When I first heard this, I couldn’t believe it. I didn’t see a discrepancy between the races of the characters or the races in the movie, and I didn’t understand why it mattered at all.
But there were those that were outraged, writing “how in the world are they going to make Rue a freakin black b**** in the movie?!? Lolol not to be racist buuuuut…I’m angry now” or “Kk call me racist but when I found out rue was black her death wasn’t as sad.”
This is where I became outraged. I didn’t understand how people could honestly feel or say these things, but I discounted it as stupidity and racism that wasn’t worth my attention. But then I saw the movie a second time.
I cry at books and movies all the time, so I wasn’t surprised to feel a few teardrops when I watched the spear go through Rue’s heart and saw Katniss sing her to ‘sleep.’ But when I watched this scene for the second time, I couldn’t stop sobbing.
The idea that people could hate this scene simply because of Rue’s race, that the sight of a child being murdered wouldn’t strike them as sad if the child was black—even if the movie was fictional, the hatred was real, and living in a world with that hatred felt unbearable.
Before the Charleston shooting, that moment was one of the closest I’ve felt to the sense of despair and hopelessness that comes when you learn about unwavering and inexplicable hatred.

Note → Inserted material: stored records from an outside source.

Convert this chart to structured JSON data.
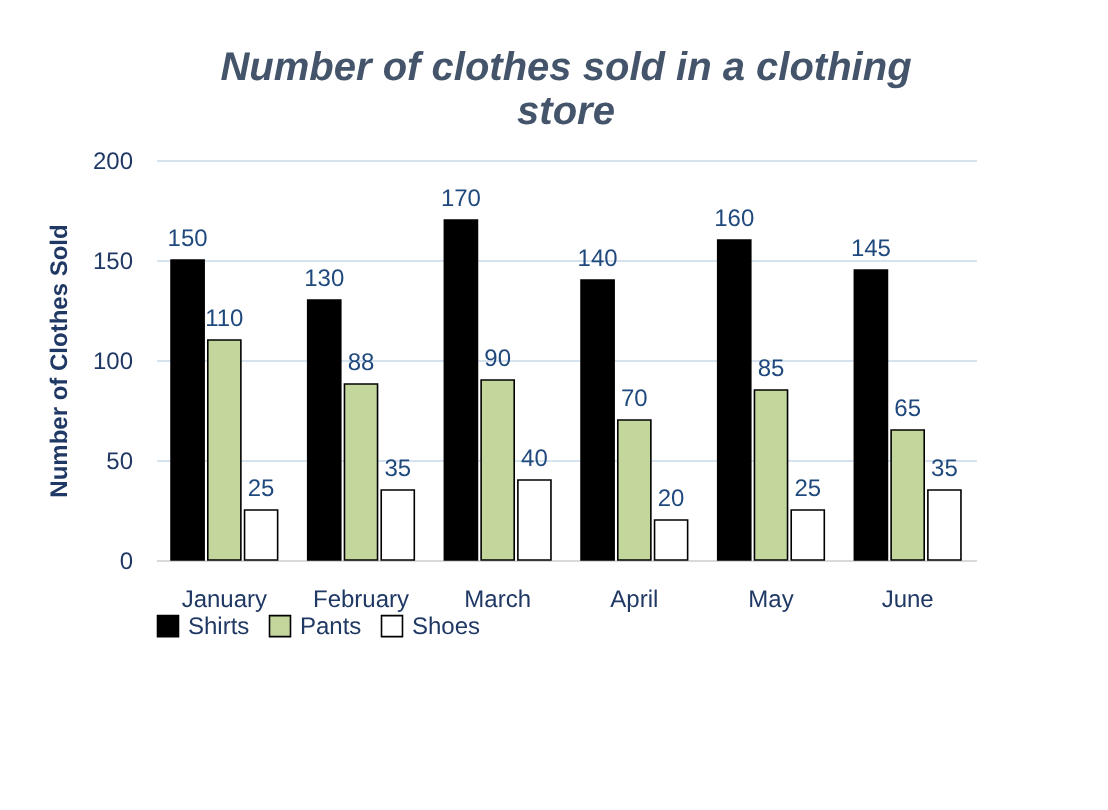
{
  "chart_data": {
    "type": "bar",
    "title": "Number of clothes sold in a clothing store",
    "ylabel": "Number of Clothes Sold",
    "categories": [
      "January",
      "February",
      "March",
      "April",
      "May",
      "June"
    ],
    "series": [
      {
        "name": "Shirts",
        "color": "#000000",
        "values": [
          150,
          130,
          170,
          140,
          160,
          145
        ]
      },
      {
        "name": "Pants",
        "color": "#c3d69b",
        "values": [
          110,
          88,
          90,
          70,
          85,
          65
        ]
      },
      {
        "name": "Shoes",
        "color": "#ffffff",
        "values": [
          25,
          35,
          40,
          20,
          25,
          35
        ]
      }
    ],
    "ylim": [
      0,
      200
    ],
    "yticks": [
      0,
      50,
      100,
      150,
      200
    ],
    "grid": "y",
    "legend": "bottom",
    "data_labels": true
  }
}
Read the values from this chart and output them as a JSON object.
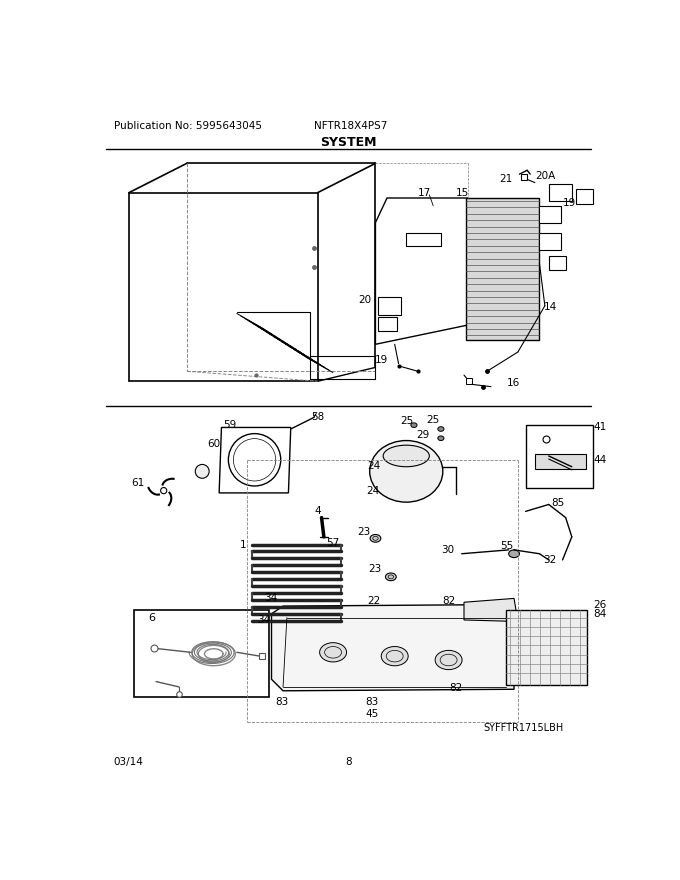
{
  "title": "SYSTEM",
  "publication": "Publication No: 5995643045",
  "model": "NFTR18X4PS7",
  "date": "03/14",
  "page": "8",
  "watermark": "SYFFTR1715LBH",
  "bg_color": "#ffffff",
  "line_color": "#000000"
}
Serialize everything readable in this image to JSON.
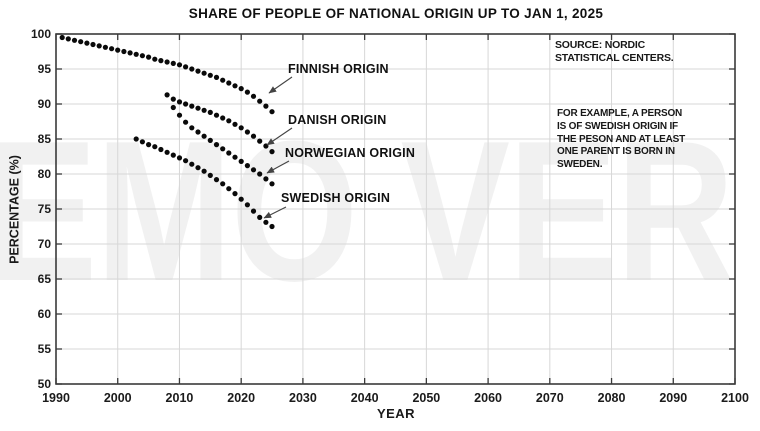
{
  "title": "SHARE OF PEOPLE OF NATIONAL ORIGIN UP TO JAN 1, 2025",
  "watermark": "EMO VER",
  "annotations": {
    "source_note": "SOURCE: NORDIC\nSTATISTICAL CENTERS.",
    "example_note": "FOR EXAMPLE, A PERSON\nIS OF SWEDISH ORIGIN IF\nTHE PESON AND AT LEAST\nONE PARENT IS BORN IN\nSWEDEN."
  },
  "chart_data": {
    "type": "scatter",
    "title": "SHARE OF PEOPLE OF NATIONAL ORIGIN UP TO JAN 1, 2025",
    "xlabel": "YEAR",
    "ylabel": "PERCENTAGE (%)",
    "xlim": [
      1990,
      2100
    ],
    "ylim": [
      50,
      100
    ],
    "x_ticks": [
      1990,
      2000,
      2010,
      2020,
      2030,
      2040,
      2050,
      2060,
      2070,
      2080,
      2090,
      2100
    ],
    "y_ticks": [
      50,
      55,
      60,
      65,
      70,
      75,
      80,
      85,
      90,
      95,
      100
    ],
    "grid": true,
    "legend_position": "inline-arrow-labels",
    "marker": "filled-dot",
    "series": [
      {
        "name": "FINNISH ORIGIN",
        "start_year": 1991,
        "values": [
          99.5,
          99.3,
          99.1,
          98.9,
          98.7,
          98.5,
          98.3,
          98.1,
          97.9,
          97.7,
          97.5,
          97.3,
          97.1,
          96.9,
          96.7,
          96.4,
          96.2,
          96.0,
          95.8,
          95.6,
          95.3,
          95.0,
          94.7,
          94.4,
          94.1,
          93.8,
          93.4,
          93.0,
          92.6,
          92.2,
          91.7,
          91.1,
          90.4,
          89.7,
          88.9
        ]
      },
      {
        "name": "DANISH ORIGIN",
        "start_year": 2008,
        "values": [
          91.3,
          90.7,
          90.3,
          90.0,
          89.7,
          89.4,
          89.1,
          88.8,
          88.4,
          88.0,
          87.6,
          87.1,
          86.6,
          86.0,
          85.4,
          84.7,
          84.0,
          83.2
        ]
      },
      {
        "name": "NORWEGIAN ORIGIN",
        "start_year": 2009,
        "values": [
          89.5,
          88.4,
          87.4,
          86.6,
          86.0,
          85.4,
          84.8,
          84.2,
          83.6,
          83.0,
          82.4,
          81.8,
          81.2,
          80.6,
          80.0,
          79.3,
          78.6
        ]
      },
      {
        "name": "SWEDISH ORIGIN",
        "start_year": 2003,
        "values": [
          85.0,
          84.6,
          84.2,
          83.9,
          83.5,
          83.1,
          82.7,
          82.3,
          81.9,
          81.4,
          80.9,
          80.4,
          79.8,
          79.2,
          78.6,
          77.9,
          77.2,
          76.4,
          75.6,
          74.7,
          73.8,
          73.1,
          72.5
        ]
      }
    ]
  },
  "colors": {
    "dots": "#0a0a0a",
    "grid": "#d7d7d7",
    "frame": "#3a3a3a",
    "arrow": "#444444",
    "text": "#1a1a1a"
  }
}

But that was the day I began writing the first chapter of my current novel, The Keepers. I was determined to write an incredible YA story, with adventure and imagination like nothing people had ever experienced. And my protagonist was going to black.
And you know what? It wouldn’t matter.
Because when you have a good story, it doesn’t matter who the story is about. If you have a good story, there will be people who are dying to read it and studios that are dying to produce it.

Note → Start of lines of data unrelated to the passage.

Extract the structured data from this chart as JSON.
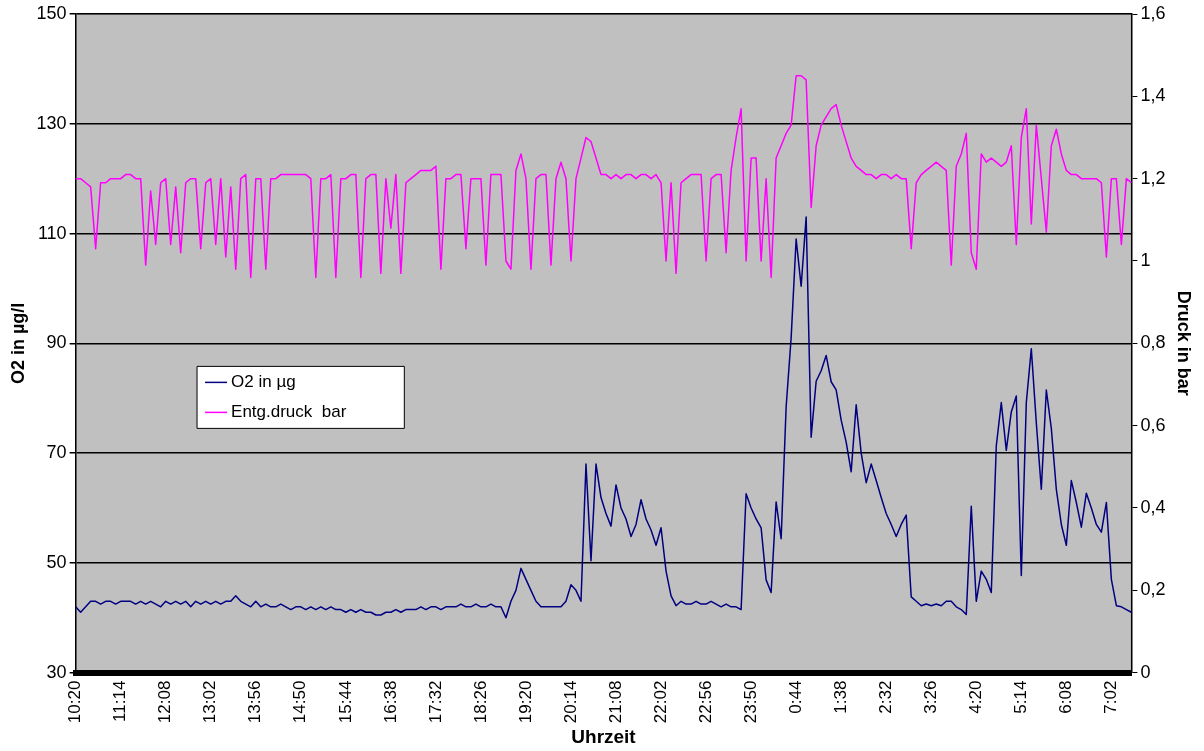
{
  "chart_data": {
    "type": "line",
    "xlabel": "Uhrzeit",
    "ylabel": "O2 in µg/l",
    "y2label": "Druck in bar",
    "categories": [
      "10:20",
      null,
      null,
      null,
      null,
      null,
      null,
      null,
      null,
      "11:14",
      null,
      null,
      null,
      null,
      null,
      null,
      null,
      null,
      "12:08",
      null,
      null,
      null,
      null,
      null,
      null,
      null,
      null,
      "13:02",
      null,
      null,
      null,
      null,
      null,
      null,
      null,
      null,
      "13:56",
      null,
      null,
      null,
      null,
      null,
      null,
      null,
      null,
      "14:50",
      null,
      null,
      null,
      null,
      null,
      null,
      null,
      null,
      "15:44",
      null,
      null,
      null,
      null,
      null,
      null,
      null,
      null,
      "16:38",
      null,
      null,
      null,
      null,
      null,
      null,
      null,
      null,
      "17:32",
      null,
      null,
      null,
      null,
      null,
      null,
      null,
      null,
      "18:26",
      null,
      null,
      null,
      null,
      null,
      null,
      null,
      null,
      "19:20",
      null,
      null,
      null,
      null,
      null,
      null,
      null,
      null,
      "20:14",
      null,
      null,
      null,
      null,
      null,
      null,
      null,
      null,
      "21:08",
      null,
      null,
      null,
      null,
      null,
      null,
      null,
      null,
      "22:02",
      null,
      null,
      null,
      null,
      null,
      null,
      null,
      null,
      "22:56",
      null,
      null,
      null,
      null,
      null,
      null,
      null,
      null,
      "23:50",
      null,
      null,
      null,
      null,
      null,
      null,
      null,
      null,
      "0:44",
      null,
      null,
      null,
      null,
      null,
      null,
      null,
      null,
      "1:38",
      null,
      null,
      null,
      null,
      null,
      null,
      null,
      null,
      "2:32",
      null,
      null,
      null,
      null,
      null,
      null,
      null,
      null,
      "3:26",
      null,
      null,
      null,
      null,
      null,
      null,
      null,
      null,
      "4:20",
      null,
      null,
      null,
      null,
      null,
      null,
      null,
      null,
      "5:14",
      null,
      null,
      null,
      null,
      null,
      null,
      null,
      null,
      "6:08",
      null,
      null,
      null,
      null,
      null,
      null,
      null,
      null,
      "7:02",
      null,
      null,
      null,
      null
    ],
    "ylim": [
      30,
      150
    ],
    "yticks": [
      30,
      50,
      70,
      90,
      110,
      130,
      150
    ],
    "y2lim": [
      0,
      1.6
    ],
    "y2ticks": [
      {
        "value": 0,
        "label": "0"
      },
      {
        "value": 0.2,
        "label": "0,2"
      },
      {
        "value": 0.4,
        "label": "0,4"
      },
      {
        "value": 0.6,
        "label": "0,6"
      },
      {
        "value": 0.8,
        "label": "0,8"
      },
      {
        "value": 1,
        "label": "1"
      },
      {
        "value": 1.2,
        "label": "1,2"
      },
      {
        "value": 1.4,
        "label": "1,4"
      },
      {
        "value": 1.6,
        "label": "1,6"
      }
    ],
    "grid": "y",
    "legend": "left",
    "marker": "none",
    "series": [
      {
        "name": "O2 in µg",
        "color": "#000080",
        "values": [
          42,
          41,
          42,
          43,
          43,
          42.5,
          43,
          43,
          42.5,
          43,
          43,
          43,
          42.5,
          43,
          42.5,
          43,
          42.5,
          42,
          43,
          42.5,
          43,
          42.5,
          43,
          42,
          43,
          42.5,
          43,
          42.5,
          43,
          42.5,
          43,
          43,
          44,
          43,
          42.5,
          42,
          43,
          42,
          42.5,
          42,
          42,
          42.5,
          42,
          41.5,
          42,
          42,
          41.5,
          42,
          41.5,
          42,
          41.5,
          42,
          41.5,
          41.5,
          41,
          41.5,
          41,
          41.5,
          41,
          41,
          40.5,
          40.5,
          41,
          41,
          41.5,
          41,
          41.5,
          41.5,
          41.5,
          42,
          41.5,
          42,
          42,
          41.5,
          42,
          42,
          42,
          42.5,
          42,
          42,
          42.5,
          42,
          42,
          42.5,
          42,
          42,
          40,
          43,
          45,
          49,
          47,
          45,
          43,
          42,
          42,
          42,
          42,
          42,
          43,
          46,
          45,
          43,
          68,
          50.4,
          68,
          61.9,
          59,
          56.7,
          64.2,
          60,
          58,
          54.8,
          57,
          61.5,
          58,
          56,
          53.2,
          56.4,
          48.5,
          44,
          42.2,
          43,
          42.5,
          42.5,
          43,
          42.5,
          42.5,
          43,
          42.5,
          42,
          42.5,
          42,
          42,
          41.5,
          62.6,
          60,
          58,
          56.4,
          46.9,
          44.6,
          61.1,
          54.4,
          78.4,
          91,
          109,
          100.4,
          113,
          72.9,
          83.1,
          85,
          87.8,
          83,
          81.5,
          76,
          72,
          66.6,
          78.8,
          70,
          64.6,
          68,
          65,
          61.9,
          59,
          57,
          54.8,
          57,
          58.7,
          43.8,
          43,
          42.2,
          42.5,
          42.2,
          42.5,
          42.2,
          43,
          43,
          42,
          41.5,
          40.6,
          60.3,
          43,
          48.5,
          47,
          44.6,
          71.3,
          79.2,
          70.5,
          77.5,
          80.4,
          47.7,
          79.2,
          89,
          75.5,
          63.4,
          81.5,
          74.5,
          63.4,
          57,
          53.2,
          65,
          61,
          56.5,
          62.7,
          60,
          57,
          55.6,
          61,
          47,
          42.2,
          42,
          41.5,
          41
        ]
      },
      {
        "name": "Entg.druck  bar",
        "color": "#ff00ff",
        "axis": "y2",
        "values": [
          1.2,
          1.2,
          1.19,
          1.18,
          1.03,
          1.19,
          1.19,
          1.2,
          1.2,
          1.2,
          1.21,
          1.21,
          1.2,
          1.2,
          0.99,
          1.17,
          1.04,
          1.19,
          1.2,
          1.04,
          1.18,
          1.02,
          1.19,
          1.2,
          1.2,
          1.03,
          1.19,
          1.2,
          1.04,
          1.2,
          1.01,
          1.18,
          0.98,
          1.2,
          1.21,
          0.96,
          1.2,
          1.2,
          0.98,
          1.2,
          1.2,
          1.21,
          1.21,
          1.21,
          1.21,
          1.21,
          1.21,
          1.2,
          0.96,
          1.2,
          1.2,
          1.21,
          0.96,
          1.2,
          1.2,
          1.21,
          1.21,
          0.96,
          1.2,
          1.21,
          1.21,
          0.97,
          1.2,
          1.08,
          1.21,
          0.97,
          1.19,
          1.2,
          1.21,
          1.22,
          1.22,
          1.22,
          1.23,
          0.98,
          1.2,
          1.2,
          1.21,
          1.21,
          1.03,
          1.2,
          1.2,
          1.2,
          0.99,
          1.21,
          1.21,
          1.21,
          1.0,
          0.98,
          1.22,
          1.26,
          1.2,
          0.98,
          1.2,
          1.21,
          1.21,
          0.99,
          1.2,
          1.24,
          1.2,
          1.0,
          1.2,
          1.25,
          1.3,
          1.29,
          1.25,
          1.21,
          1.21,
          1.2,
          1.21,
          1.2,
          1.21,
          1.21,
          1.2,
          1.21,
          1.21,
          1.2,
          1.21,
          1.19,
          1.0,
          1.19,
          0.97,
          1.19,
          1.2,
          1.21,
          1.21,
          1.21,
          1.0,
          1.2,
          1.21,
          1.21,
          1.02,
          1.22,
          1.3,
          1.37,
          1.0,
          1.25,
          1.25,
          1.0,
          1.2,
          0.96,
          1.25,
          1.28,
          1.31,
          1.33,
          1.45,
          1.45,
          1.44,
          1.13,
          1.28,
          1.33,
          1.35,
          1.37,
          1.38,
          1.33,
          1.29,
          1.25,
          1.23,
          1.22,
          1.21,
          1.21,
          1.2,
          1.21,
          1.21,
          1.2,
          1.21,
          1.2,
          1.2,
          1.03,
          1.19,
          1.21,
          1.22,
          1.23,
          1.24,
          1.23,
          1.22,
          0.99,
          1.23,
          1.26,
          1.31,
          1.02,
          0.98,
          1.26,
          1.24,
          1.25,
          1.24,
          1.23,
          1.24,
          1.28,
          1.04,
          1.3,
          1.37,
          1.09,
          1.33,
          1.2,
          1.07,
          1.28,
          1.32,
          1.26,
          1.22,
          1.21,
          1.21,
          1.2,
          1.2,
          1.2,
          1.2,
          1.19,
          1.01,
          1.2,
          1.2,
          1.04,
          1.2,
          1.19
        ]
      }
    ]
  }
}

Any person who doesn’t want to read or see a story with characters who are different from them will have to get over it or miss out on the story of a lifetime.

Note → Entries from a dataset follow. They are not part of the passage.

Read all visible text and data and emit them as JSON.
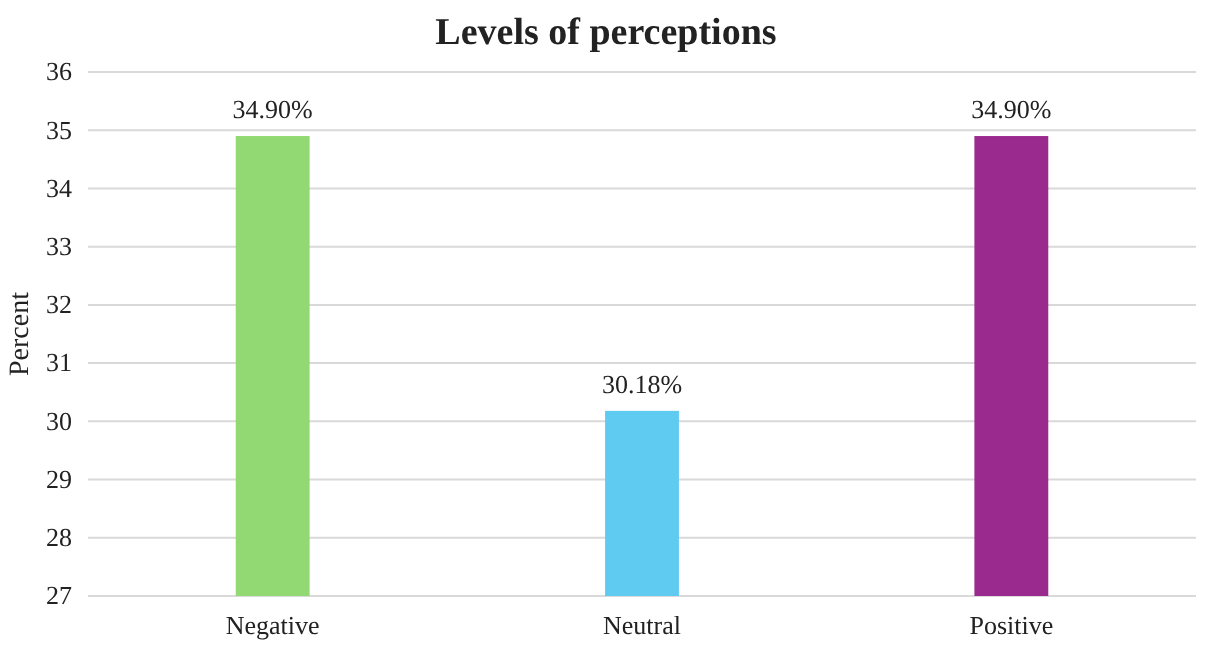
{
  "chart_data": {
    "type": "bar",
    "title": "Levels of perceptions",
    "ylabel": "Percent",
    "categories": [
      "Negative",
      "Neutral",
      "Positive"
    ],
    "values": [
      34.9,
      30.18,
      34.9
    ],
    "colors": [
      "#92d873",
      "#5fcbf0",
      "#9b2a8e"
    ],
    "value_labels": [
      "34.90%",
      "30.18%",
      "34.90%"
    ],
    "ylim": [
      27,
      36
    ],
    "yticks": [
      27,
      28,
      29,
      30,
      31,
      32,
      33,
      34,
      35,
      36
    ],
    "grid": "y"
  }
}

So that is why I write. The dream is the same, but the purpose is different. It isn’t fame or success; it is a burning passion to tell a story about someone who is different and to force readers to fall in love with what is different from them.
It's the thought that one day a little girl might be able to walk into the library and see a protagonist that actually looks like her. It’s the idea that maybe someone who grows up around people who don’t look like him might like the story enough to think twice before resorting to unwavering hatred.
So when I read the names and stories of those innocent people who were massacred out of hate, I write. I write this post. And I open The Keepers to continue rewriting that.
Writers, if you’ve stuck with me up until this point, here is the advice for you. We do not live in a perfect world and that means at some point in your life, you have been hurt by someone else because of your race, gender, religion, sexual orientation, weight, beliefs, values, or etc. because there are always those who will attack those who are different.
These attacks are painful, but they give you a story or a point of view that others don’t have. As a writer it is not only in your best interest to share this unique point of view, it is your obligation.
Maybe you’re not a heart surgeon or a fireman, but if you can bring a reader into another person’s mind, show them your character’s point of view, you create empathy.
You contribute to a world of people trying to understand other people, you help build a generation that hasn’t yet learned to hate anybody who is different from them.
So I don’t care if you’re writing the next Great Gatsby or Harry Potter series. Write a story that matters to you, a story that only you can write. It will give you the drive to actually finish the novel, and it will be something unique that no other author could create.